Die Zukunft dieser Idee von der Unversehrtheit der Würde einer Person, ein Europa der Menschen- und Bürgerrechte, kann eigentlich nur in eine Richtung führen - in eine gemeinsame Richtung zu mehr gemeinsamer Verantwortung, mehr supranationaler Zusammenarbeit. Die Fragen der Zukunft sind globale Fragen, sie müssen auch global beantwortet werden. Ein Rückbesinnen auf ausschließlich nationale Interessen würde zu einer Stagnation, zu einer Rezession des Intellekts führen.

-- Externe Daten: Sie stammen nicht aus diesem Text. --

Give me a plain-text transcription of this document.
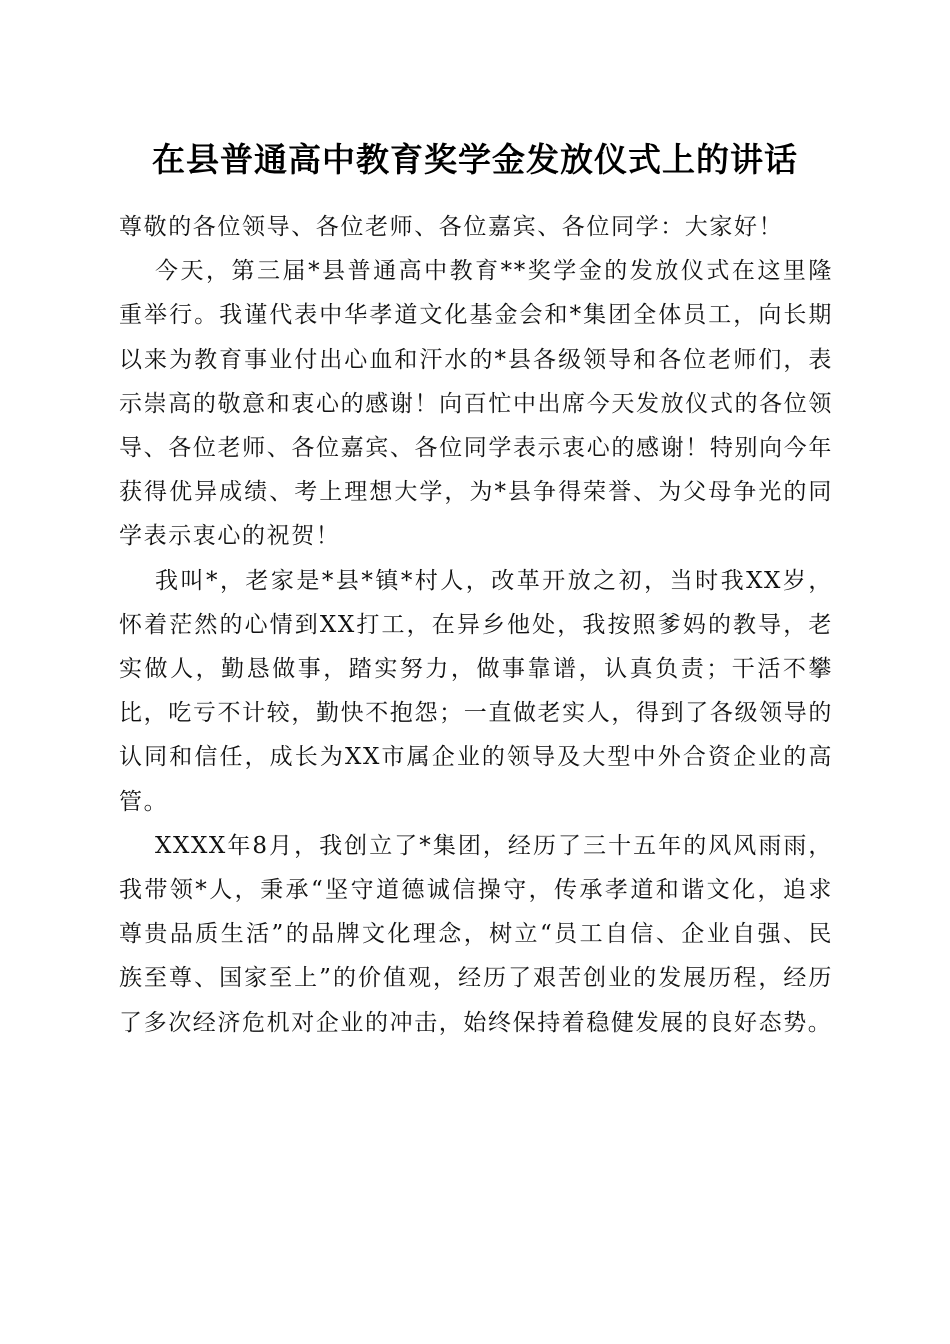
在县普通高中教育奖学金发放仪式上的讲话

尊敬的各位领导、各位老师、各位嘉宾、各位同学：大家好！

今天，第三届*县普通高中教育**奖学金的发放仪式在这里隆重举行。我谨代表中华孝道文化基金会和*集团全体员工，向长期以来为教育事业付出心血和汗水的*县各级领导和各位老师们，表示崇高的敬意和衷心的感谢！向百忙中出席今天发放仪式的各位领导、各位老师、各位嘉宾、各位同学表示衷心的感谢！特别向今年获得优异成绩、考上理想大学，为*县争得荣誉、为父母争光的同学表示衷心的祝贺！

我叫*，老家是*县*镇*村人，改革开放之初，当时我XX岁，怀着茫然的心情到XX打工，在异乡他处，我按照爹妈的教导，老实做人，勤恳做事，踏实努力，做事靠谱，认真负责；干活不攀比，吃亏不计较，勤快不抱怨；一直做老实人，得到了各级领导的认同和信任，成长为XX市属企业的领导及大型中外合资企业的高管。

XXXX年8月，我创立了*集团，经历了三十五年的风风雨雨，我带领*人，秉承“坚守道德诚信操守，传承孝道和谐文化，追求尊贵品质生活”的品牌文化理念，树立“员工自信、企业自强、民族至尊、国家至上”的价值观，经历了艰苦创业的发展历程，经历了多次经济危机对企业的冲击，始终保持着稳健发展的良好态势。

Die Staaten Europas sind unsere Freunde und auf Freunde schießt man nicht - diese simple Wahrheit droht in Vergessenheit zu geraten. Freunden hilft man! Man hilft auch und gerade dann, wenn es mal nicht so rund läuft. Solidarität und Brüderlichkeit sind Tugenden! Gute Freunde erkennt man daran, ob sie einem auch noch die Hand reichen, gleichwohl ein Malheur passiert ist. Diese Krise hilft uns, über Europa zu diskutieren, verschiedene Ansichten zu überprüfen und zu bewerten. Vielleicht müssen wir auch in einigen Jahren bestimmte Argumente und Standpunkte neu überdenken. Die Zukunft ist kein abgeschlossener Zustand, sondern vielmehr ein Prozess des Gestaltens. Ich sehe nur eine gemeinsame Zukunft für diese alte Idee - ohne Kooperation haben wir keine Chance. Es geht immer um Macht und Herrschaft - nur gemeinsam als ein vereintes und geeintes Europa können wir sicherstellen, dass wir auch in Zukunft nach unserer Meinung gefragt werden.